The retinoblastoma tumor-suppressor gene, the exception that proves the rule

Abstract

The retinoblastoma tumor-suppressor gene (Rb1) is centrally important in cancer research. Mutational inactivation of Rb1 causes the pediatric cancer retinoblastoma, while deregulation of the pathway in which it functions is common in most types of human cancer. The Rb1-encoded protein (pRb) is well known as a general cell cycle regulator, and this activity is critical for pRb-mediated tumor suppression. The main focus of this review, however, is on more recent evidence demonstrating the existence of additional, cell type-specific pRb functions in cellular differentiation and survival. These additional functions are relevant to carcinogenesis suggesting that the net effect of Rb1 loss on the behavior of resulting tumors is highly dependent on biological context. The molecular mechanisms underlying pRb functions are based on the cellular proteins it interacts with and the functional consequences of those interactions. Better insight into pRb-mediated tumor suppression and clinical exploitation of pRb as a therapeutic target will require a global view of the complex, interdependent network of pocket protein complexes that function simultaneously within given tissues.

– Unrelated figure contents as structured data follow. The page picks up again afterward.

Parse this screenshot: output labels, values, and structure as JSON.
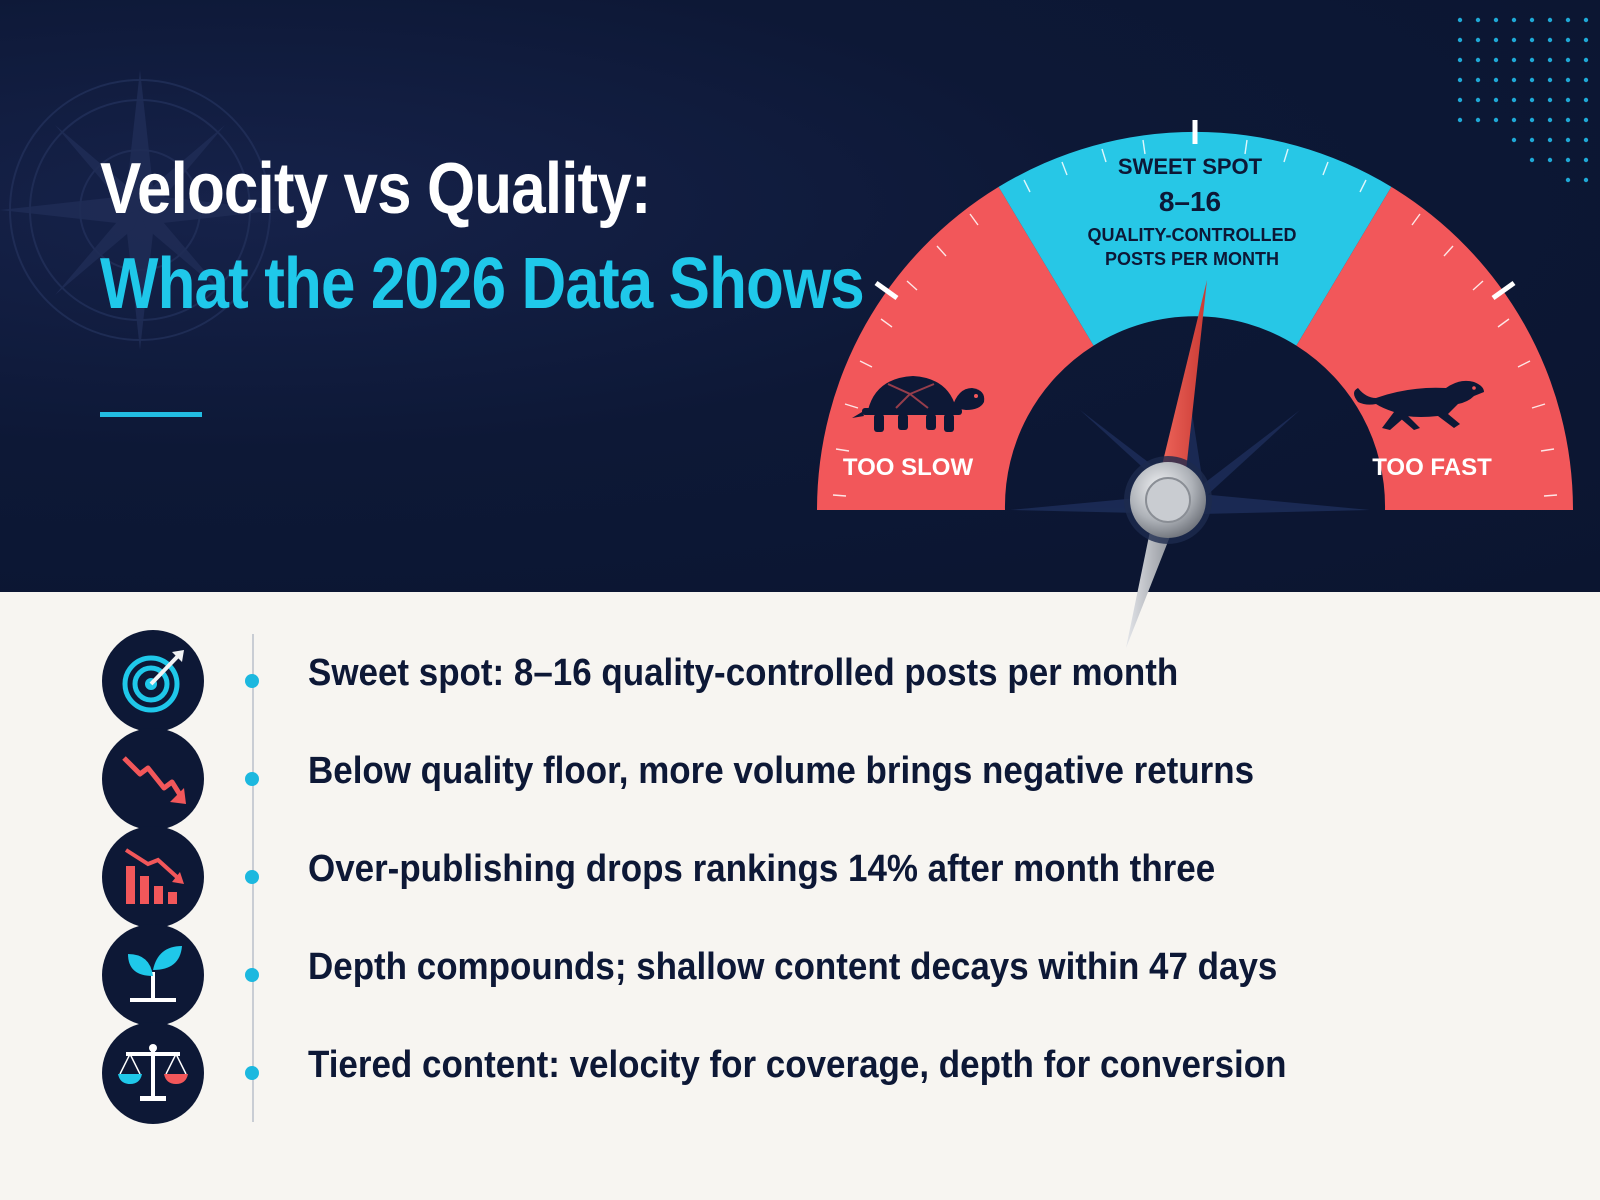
{
  "title": {
    "line1": "Velocity vs Quality:",
    "line2": "What the 2026 Data Shows"
  },
  "gauge": {
    "sweet_spot_label": "SWEET SPOT",
    "sweet_spot_range": "8–16",
    "sweet_spot_line1": "QUALITY-CONTROLLED",
    "sweet_spot_line2": "POSTS PER MONTH",
    "left_label": "TOO SLOW",
    "right_label": "TOO FAST",
    "left_icon": "turtle-icon",
    "right_icon": "cheetah-icon",
    "colors": {
      "too_slow": "#f2575a",
      "sweet_spot": "#27c7e6",
      "too_fast": "#f2575a",
      "needle": "#e8463f"
    }
  },
  "items": [
    {
      "icon": "target-icon",
      "text": "Sweet spot: 8–16 quality-controlled posts per month"
    },
    {
      "icon": "trend-down-icon",
      "text": "Below quality floor, more volume brings negative returns"
    },
    {
      "icon": "bar-chart-down-icon",
      "text": "Over-publishing drops rankings 14% after month three"
    },
    {
      "icon": "sprout-icon",
      "text": "Depth compounds; shallow content decays within 47 days"
    },
    {
      "icon": "balance-scale-icon",
      "text": "Tiered content: velocity for coverage, depth for conversion"
    }
  ],
  "colors": {
    "navy": "#0d1836",
    "accent": "#1fc8ea",
    "red": "#f2575a",
    "background": "#f7f5f1"
  }
}
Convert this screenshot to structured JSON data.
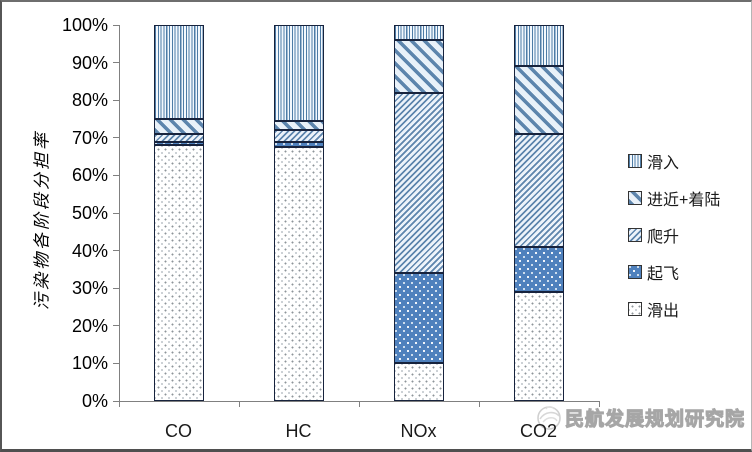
{
  "chart_data": {
    "type": "bar",
    "subtype": "100-percent-stacked-column",
    "title": "",
    "xlabel": "",
    "ylabel": "污染物各阶段分担率",
    "ylim": [
      0,
      100
    ],
    "ytick_labels": [
      "0%",
      "10%",
      "20%",
      "30%",
      "40%",
      "50%",
      "60%",
      "70%",
      "80%",
      "90%",
      "100%"
    ],
    "grid": false,
    "categories": [
      "CO",
      "HC",
      "NOx",
      "CO2"
    ],
    "series": [
      {
        "name": "滑出",
        "key": "taxi-out",
        "values": [
          68,
          67.5,
          10,
          29
        ]
      },
      {
        "name": "起飞",
        "key": "takeoff",
        "values": [
          1,
          1.5,
          24,
          12
        ]
      },
      {
        "name": "爬升",
        "key": "climb",
        "values": [
          2,
          3,
          48,
          30
        ]
      },
      {
        "name": "进近+着陆",
        "key": "approach-landing",
        "values": [
          4,
          2.5,
          14,
          18
        ]
      },
      {
        "name": "滑入",
        "key": "taxi-in",
        "values": [
          25,
          25.5,
          4,
          11
        ]
      }
    ],
    "stacking": "bottom-to-top",
    "legend_position": "right",
    "legend": [
      {
        "label": "滑入",
        "key": "taxi-in"
      },
      {
        "label": "进近+着陆",
        "key": "approach-landing"
      },
      {
        "label": "爬升",
        "key": "climb"
      },
      {
        "label": "起飞",
        "key": "takeoff"
      },
      {
        "label": "滑出",
        "key": "taxi-out"
      }
    ]
  },
  "watermark": {
    "org_text": "民航发展规划研究院"
  },
  "colors": {
    "takeoff_fill": "#4f81bd",
    "pattern_stroke_blue": "#5d85ad",
    "pattern_light_bg": "#edf3fa",
    "segment_border_navy": "#17233d",
    "axis_gray": "#808080",
    "text_black": "#000000",
    "watermark_gray": "#a6a6a6",
    "frame_gray": "#565656"
  }
}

Figure 1. Models for explaining the effects of pRb on cellular differentiation and survival

During development, pRb is a wide spread regulator of the cell cycle. However, loss of pRb elicits tissue specific defects in cellular differentiation and survival as well as in cellular proliferation. The effects of pRb loss on differentiation and survival may be an indirect consequence of the inability to exit the cell cycle (A). This model is based on the frequent observation that cellular differentiation and apoptotis is coupled to the cell cycle. The model predicts that the molecular mechanisms underlying Rb1 associated differentiation and survival defects will be similar to those involved in pRb-mediated cell cycle control, primarily negative regulation of E2F transcription factors. Rb1-dependent differentiation and survival may also be mediated by direct mechanisms (B). In this model, pRb is proposed to utilize additional, cell cycle independent mechanisms to directly influence cell differentiation and survival. These mechanisms may or may not involve E2F transcription factors. This model predicts that the effects of pRb on proliferation, differentiation, and apoptosis should be genetically separable, at least in some cases. The models are not mutually exclusive. It is conceivable that both models are operable, and the relative contribution of each to the phenotypes associated with pRb loss may be dependent on biological context.

Figure 2. A model for a direct role for pRb in repair of trapped TopII DNA lesions

Rb1 protein is suggested to serve as an adaptor protein to recruit processing and repair factors to trapped TOP2 cleavage complexes. BRCA1/BARD1 E3 ubiquitin ligase activity facilitates degradation of TOP2 to reveal free DSBs that are then repaired by BRCA1 associated double stranded DNA break repair factors. The model is consistent with the observed requirement for an E2F- and cell cycle-independent pRb activity in the efficient processing and repair of etoposide induced DNA lesions.

Figure 3. The pocket protein interaction network

While the pRb/E2F complex is central to pRb mediated cell cycle control and contributes to pRb-dependent differentiation and cell survival, more than 150 additional pRb protein binding partners have been described in the literature. The other pocket proteins, p107 and p130, interact with an overlapping subset of these cellular proteins. The model pictured attempts to illustrate some of the functional implications of this interdependent protein interaction network. Cell A and cell B represent two different cell types that express different constellations pocket protein complexes. Hence the function of pRb in these two cells is different. In cell A, p107 and p130 are either absent or they are unable to interact with the pRb-associated proteins shown. In this simple case, Rb1 loss results in the loss of all functions mediated by the indicated protein interactions. Cell B expresses a unique set of cellular proteins that interact with each of the pocket proteins with differing affinities. Based on these differing affinities and simple stoichiometric considerations, loss of Rb1 causes a reshuffling of pocket protein complexes resulting in loss of some functions (W,Z), gain of other functions (Y), or no significant change in function (E2F-functional compensation). Even more complicated scenarios can be envisioned upon partial inactivation of pocket proteins by phosphorylation.

Figure 4. Mechanisms of pRb inactivation in human cancer

Three main mechanisms of pRb inactivation are observed in human cancer, and these mechanisms are not randomly distributed. Rb1 mutation is common in some cancers, but rare in others. Likewise, inactivation by deregulated pRb phosphorylation is common in a distinct subset of human cancers, but Rb1 mutation is rarely observed in this subset. The model proposes that each mechanism of inactivation has different molecular and functional consequences. Deregulated pocket protein phosphorylation is proposed to abrogate some protein interactions but not others. Coupled with considerations of the pocket protein interaction network outlined in Figure 3, different cell types may select for different mechanisms of pRb inactivation because the molecular consequences are more favorable for carcinogenesis.